The New York Times publishes a remarkably balanced article on the topic of Texas secession:

In Texas, talk of secession in recent years has steadily shifted to the
center from the fringe right. It has emerged as an echo of the state
Republican leadership’s anti-Washington, pro-Texas-sovereignty mantra on
a variety of issues, including health care and environmental
regulations. For some Texans, the renewed interest in the subject serves
simply as comic relief after a crushing election defeat. 
But for other proponents of secession and its sister ideology, Texas
nationalism — a focus of the Texas Nationalist Movement and other groups
that want the state to become an independent nation, as it was in the
1830s and 1840s — it is a far more serious matter. 
The official in East Texas, Peter Morrison, the treasurer of the Hardin
County Republican Party, said in a statement that he had received
overwhelming support from conservative Texans and overwhelming
opposition from liberals outside the state in response to his comments
in his newsletter.

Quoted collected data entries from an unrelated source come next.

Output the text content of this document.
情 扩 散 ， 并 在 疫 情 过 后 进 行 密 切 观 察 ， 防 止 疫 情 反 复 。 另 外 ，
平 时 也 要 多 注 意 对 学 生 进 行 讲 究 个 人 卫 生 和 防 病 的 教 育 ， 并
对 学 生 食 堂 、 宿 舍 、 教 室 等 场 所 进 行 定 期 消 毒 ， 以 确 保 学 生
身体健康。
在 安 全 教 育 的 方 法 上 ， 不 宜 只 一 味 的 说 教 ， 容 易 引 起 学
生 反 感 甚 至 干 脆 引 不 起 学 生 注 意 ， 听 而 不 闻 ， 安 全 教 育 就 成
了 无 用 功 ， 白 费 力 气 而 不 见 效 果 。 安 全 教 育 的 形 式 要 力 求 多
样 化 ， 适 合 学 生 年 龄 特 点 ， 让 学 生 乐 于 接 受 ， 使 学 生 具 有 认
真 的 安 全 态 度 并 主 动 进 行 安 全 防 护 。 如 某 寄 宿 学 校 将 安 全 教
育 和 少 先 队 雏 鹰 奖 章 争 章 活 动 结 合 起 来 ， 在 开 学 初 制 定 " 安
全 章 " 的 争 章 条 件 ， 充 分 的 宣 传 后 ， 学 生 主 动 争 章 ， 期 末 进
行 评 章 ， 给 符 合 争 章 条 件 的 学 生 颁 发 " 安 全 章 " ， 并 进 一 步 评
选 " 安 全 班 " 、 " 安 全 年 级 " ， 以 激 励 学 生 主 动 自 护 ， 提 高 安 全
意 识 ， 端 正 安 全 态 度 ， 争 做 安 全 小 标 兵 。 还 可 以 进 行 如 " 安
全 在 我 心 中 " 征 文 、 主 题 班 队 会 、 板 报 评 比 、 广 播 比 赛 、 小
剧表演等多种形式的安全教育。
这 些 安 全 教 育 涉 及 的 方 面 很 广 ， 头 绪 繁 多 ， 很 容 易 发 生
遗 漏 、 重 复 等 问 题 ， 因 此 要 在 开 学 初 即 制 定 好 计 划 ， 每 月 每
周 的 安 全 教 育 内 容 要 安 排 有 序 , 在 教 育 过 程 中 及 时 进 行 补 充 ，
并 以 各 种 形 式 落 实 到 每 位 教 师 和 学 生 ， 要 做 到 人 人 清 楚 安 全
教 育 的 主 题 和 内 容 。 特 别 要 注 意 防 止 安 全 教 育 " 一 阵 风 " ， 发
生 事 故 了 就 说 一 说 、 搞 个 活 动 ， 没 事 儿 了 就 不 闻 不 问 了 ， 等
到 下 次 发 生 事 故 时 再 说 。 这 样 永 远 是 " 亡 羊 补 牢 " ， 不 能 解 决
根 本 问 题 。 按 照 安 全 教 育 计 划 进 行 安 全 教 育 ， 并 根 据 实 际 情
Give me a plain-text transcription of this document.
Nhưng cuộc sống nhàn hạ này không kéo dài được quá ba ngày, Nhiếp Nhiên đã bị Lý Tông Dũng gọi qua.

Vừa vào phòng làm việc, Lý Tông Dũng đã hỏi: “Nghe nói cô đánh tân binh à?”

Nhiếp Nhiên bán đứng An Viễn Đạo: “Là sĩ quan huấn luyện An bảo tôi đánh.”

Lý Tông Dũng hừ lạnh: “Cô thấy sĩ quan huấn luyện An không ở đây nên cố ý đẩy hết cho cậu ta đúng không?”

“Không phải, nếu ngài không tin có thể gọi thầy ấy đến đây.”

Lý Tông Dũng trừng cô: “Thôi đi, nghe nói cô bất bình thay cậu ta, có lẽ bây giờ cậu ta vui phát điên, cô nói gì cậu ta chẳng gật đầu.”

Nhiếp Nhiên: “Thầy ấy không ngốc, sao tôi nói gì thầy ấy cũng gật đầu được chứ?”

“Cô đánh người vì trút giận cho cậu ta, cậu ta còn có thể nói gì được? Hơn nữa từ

He said that it may take time for “people to
appreciate that the fundamental cultural differences between Texas and
other parts of the United States may be best addressed by an amicable
divorce, a peaceful separation.” 
For the record, I am in favor of self-determination.  That is the key, I think, for secession supporters to win liberal/progressive support.  American liberals, for all their ability to double-think, simply cannot permit themselves to oppose self-determination, since it is one of the foundations of their perspective on foreign policy.  While some of them will be able to concoct a convoluted conceptual structure that allows them to vehemently support foreign self-determination while denying it to Americans, most of them will not.  It is too integral to their view of the world.
And for the record, I am entirely in favor of self-determination for Texans as well as the other American states.  Liberals like to point out that the “Democratic” states subsidize the “Republican” states; a fact which omits one extremely relevant point which I shall point out and walk through the math in a future post.  Secession advocates should use this fact and the self-determination argument relentlessly, as encouraging the left to declare “good riddance” will be key to winning their support for the eventual, and inevitable, secession of several American States.